Screengrab from YouTube/Quantum Films

Good horror disrupts relentlessly.

It should be able to create a feeling of distrust and disquiet from places, people, and situations that are normally familiar and comfortable. It provokes. It challenges perceptions, evoking a level of uncertainty that makes everything susceptible to suspicion and unsafety. 

Fragile family

Screengrab from YouTube/Quantum Films

Dan Villegas’ Ilawod has all the makings of good horror, except that it’s not.

Though it opens in a remote barrio where a television crew is trying to film an exorcism, the film is mostly set in the metropolis, within a condominium community, where a typical urban family is living their typical urban life. 

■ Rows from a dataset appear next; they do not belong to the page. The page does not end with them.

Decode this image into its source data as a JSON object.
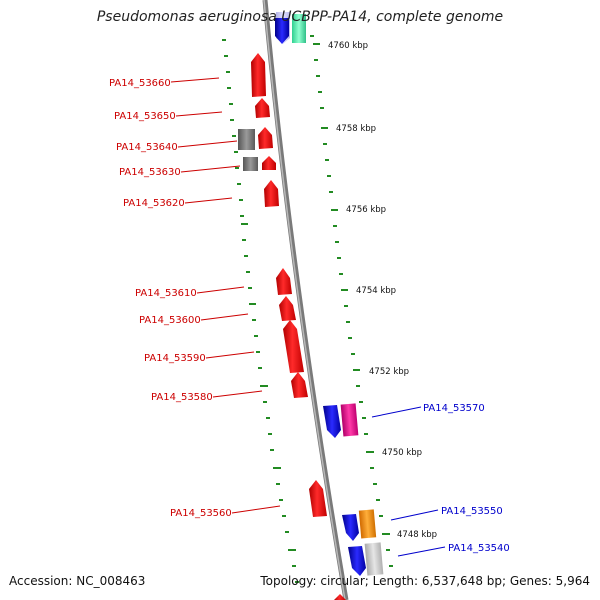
{
  "title": "Pseudomonas aeruginosa UCBPP-PA14, complete genome",
  "accession": "Accession: NC_008463",
  "stats": "Topology: circular; Length: 6,537,648 bp; Genes: 5,964",
  "colors": {
    "backbone": "#888888",
    "minor_tick": "#228b22",
    "left_gene": "#ff0000",
    "left_label": "#cc0000",
    "right_label": "#0000cc"
  },
  "scale_labels": [
    "4760 kbp",
    "4758 kbp",
    "4756 kbp",
    "4754 kbp",
    "4752 kbp",
    "4750 kbp",
    "4748 kbp"
  ],
  "left_genes": [
    "PA14_53660",
    "PA14_53650",
    "PA14_53640",
    "PA14_53630",
    "PA14_53620",
    "PA14_53610",
    "PA14_53600",
    "PA14_53590",
    "PA14_53580",
    "PA14_53560"
  ],
  "right_genes": [
    "PA14_53570",
    "PA14_53550",
    "PA14_53540"
  ]
}
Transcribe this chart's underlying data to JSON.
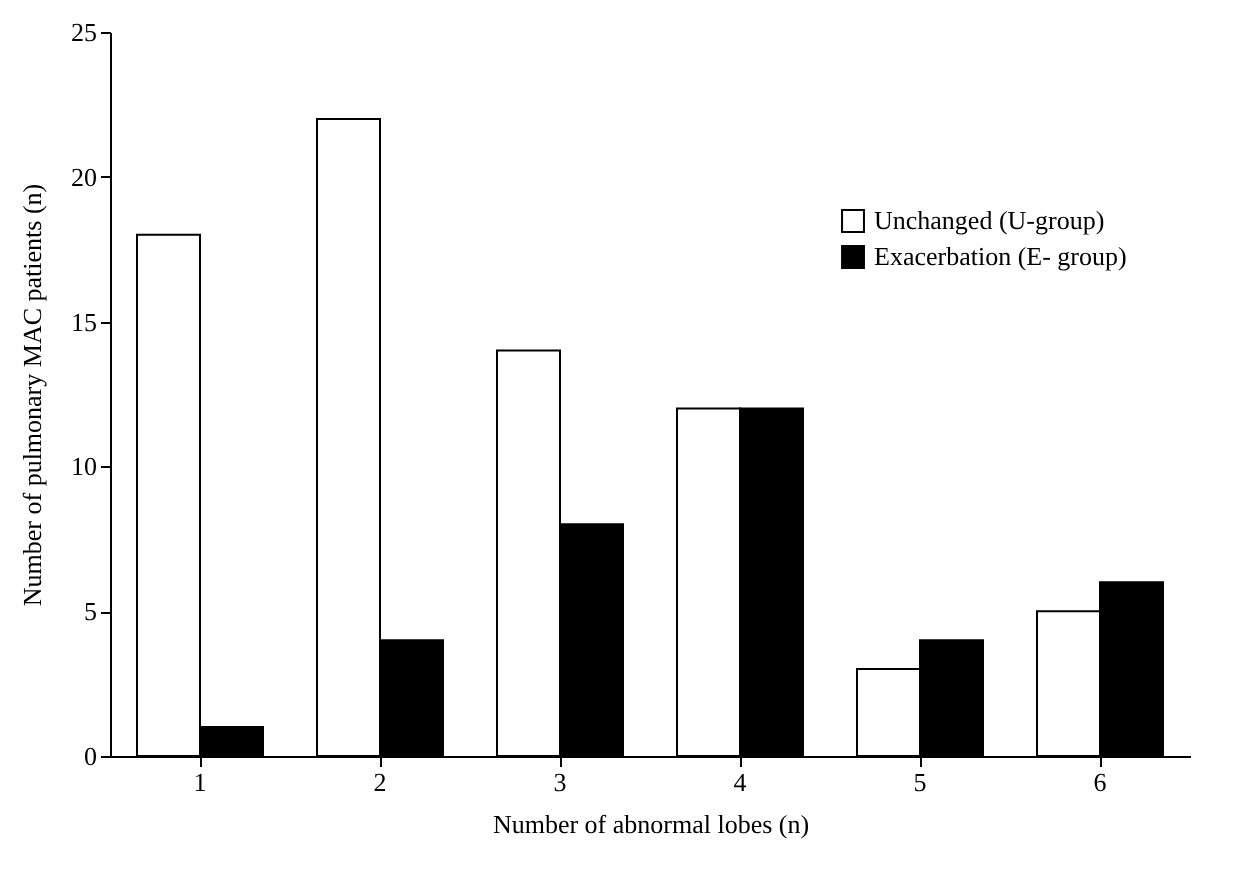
{
  "chart_data": {
    "type": "bar",
    "xlabel": "Number of abnormal lobes (n)",
    "ylabel": "Number of pulmonary MAC patients  (n)",
    "categories": [
      "1",
      "2",
      "3",
      "4",
      "5",
      "6"
    ],
    "series": [
      {
        "name": "Unchanged (U-group)",
        "color": "#ffffff",
        "values": [
          18,
          22,
          14,
          12,
          3,
          5
        ]
      },
      {
        "name": "Exacerbation (E- group)",
        "color": "#000000",
        "values": [
          1,
          4,
          8,
          12,
          4,
          6
        ]
      }
    ],
    "ylim": [
      0,
      25
    ],
    "yticks": [
      0,
      5,
      10,
      15,
      20,
      25
    ],
    "legend": "top right"
  }
}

The dad (Ian Veneracion) is a reporter who is relegated to covering sensational stories of the occult. The mom (Iza Calzado) is more successful in her career as a financial officer. Their teenage son (Harvey Bautista) is coming of age, preferring to be left alone than to interact with their daughter (Xyriel Manabat). Their relationships with each other are delicate, relying primarily on the concept of modernity superseding traditions when it comes to familial rapport.

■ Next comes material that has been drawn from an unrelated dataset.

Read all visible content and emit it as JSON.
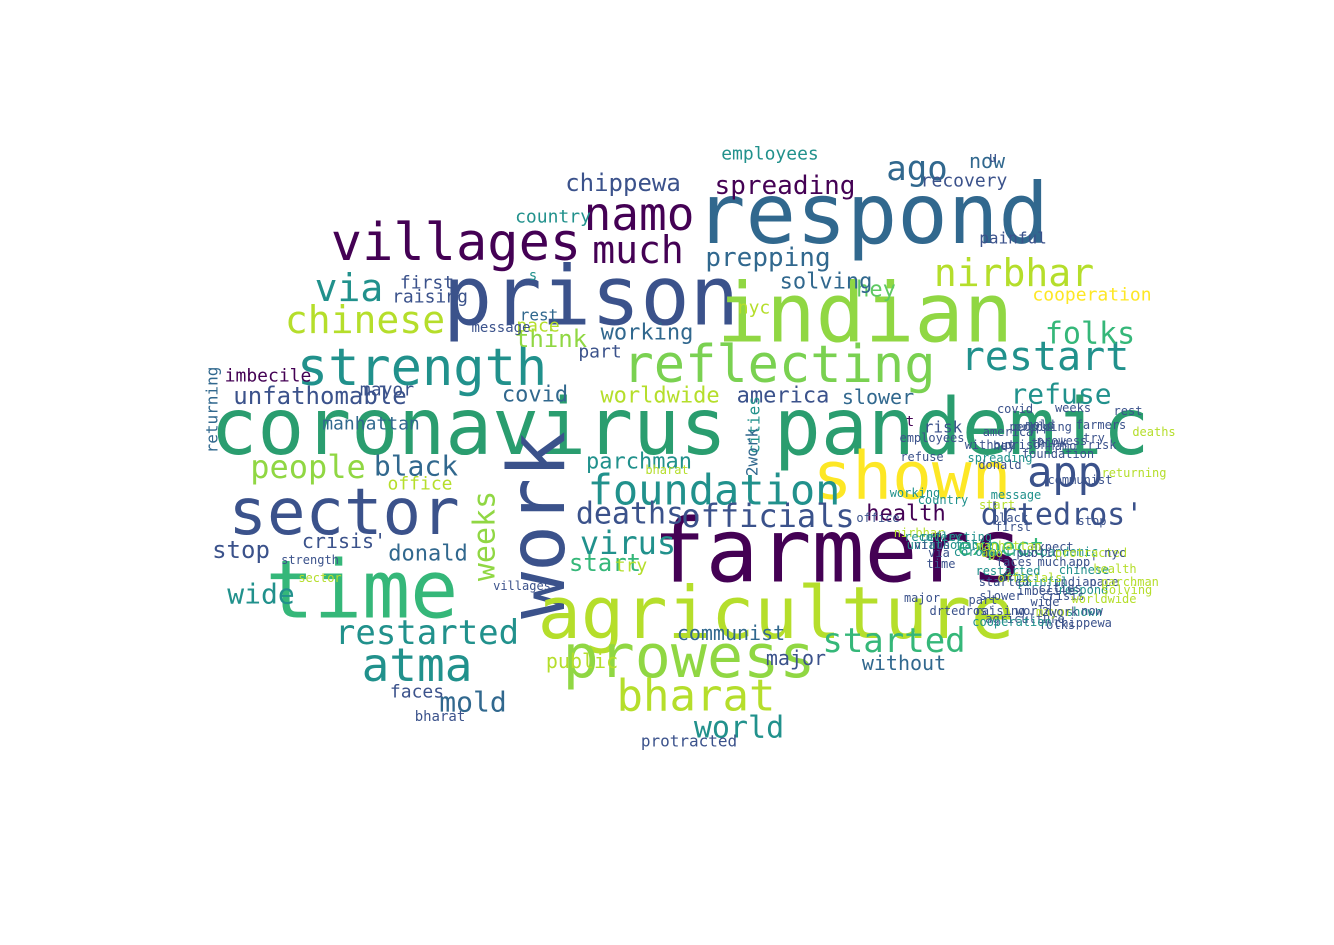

It is only when the strange occurrences within the household happen that everything is tested. The dad turns temperamental, taking offense at every emasculating utterance made by the mom. A strange girl (Therese Malvar) suddenly appears to provide the teenage son the attention and intimacy he can’t get from his family. The daughter is left alone with the family’s doting helper (Ruby Ruiz) to battle her growing fears. 

 

 

Intelligent motives, clinical direction

Screengrab from YouTube/Quantum Films

There is evident promise to Yvette Tan’s plot.

Its motives are intelligent, cleverly borrowing genre tropes and conventions to convey conflicts that arise out of families that exemplify contemporary attitudes but struggle with patriarchal impulses.

Unfortunately, Tan’s screenplay is morose and spare, almost bereft of any real characterization that would render the film’s characters more than just bare representations of familial roles. The story provides very little room for the audience to care for any of the characters. They are all ciphers, and their emotions, reactions, and destinies feel too mechanical.

It also does not help that Villegas directs the entire thing a tad too clinically. Each frame is precisely composed, which does not necessarily translate to a consistent atmosphere of despair or uneasiness. Everything is pleasant to look at, almost too easy on the eyes. Each sequence is edited with astounding deliberateness, too careful to breach its manufactured peace for grave chaos. The colors are subdued, and the acting, consistently serious and sullen.

Screengrab from YouTube/Quantum Films

This is a clear case of undisguised subtlety, where the film is adamant in its aspiration to impose a creeping sensation to feign dread, but only ends up involuntarily getting its intent across because of tedium and repetition. There are no real surprises. The film is quite lifeless.

 Quiet and elegant scares

Screengrab from YouTube/Quantum Films

This isn’t good horror. It holds back. It’s too safe.

Sure, it has enough scares, some of which are ingeniously staged by Villegas and his team of perfectionist craftsmen. The film, however, is a big step away from the disruption it envisions. Its ambition of weaving together horror film clichés with a discourse on the failures of modern families falls apart drastically in its effort to scare quietly and elegantly. – Rappler.com

Francis Joseph Cruz litigates for a living and writes about cinema for fun. The first Filipino movie he saw in the theaters was Carlo J. Caparas’ ‘Tirad Pass.’ Since then, he’s been on a mission to find better memories with Philippine cinema.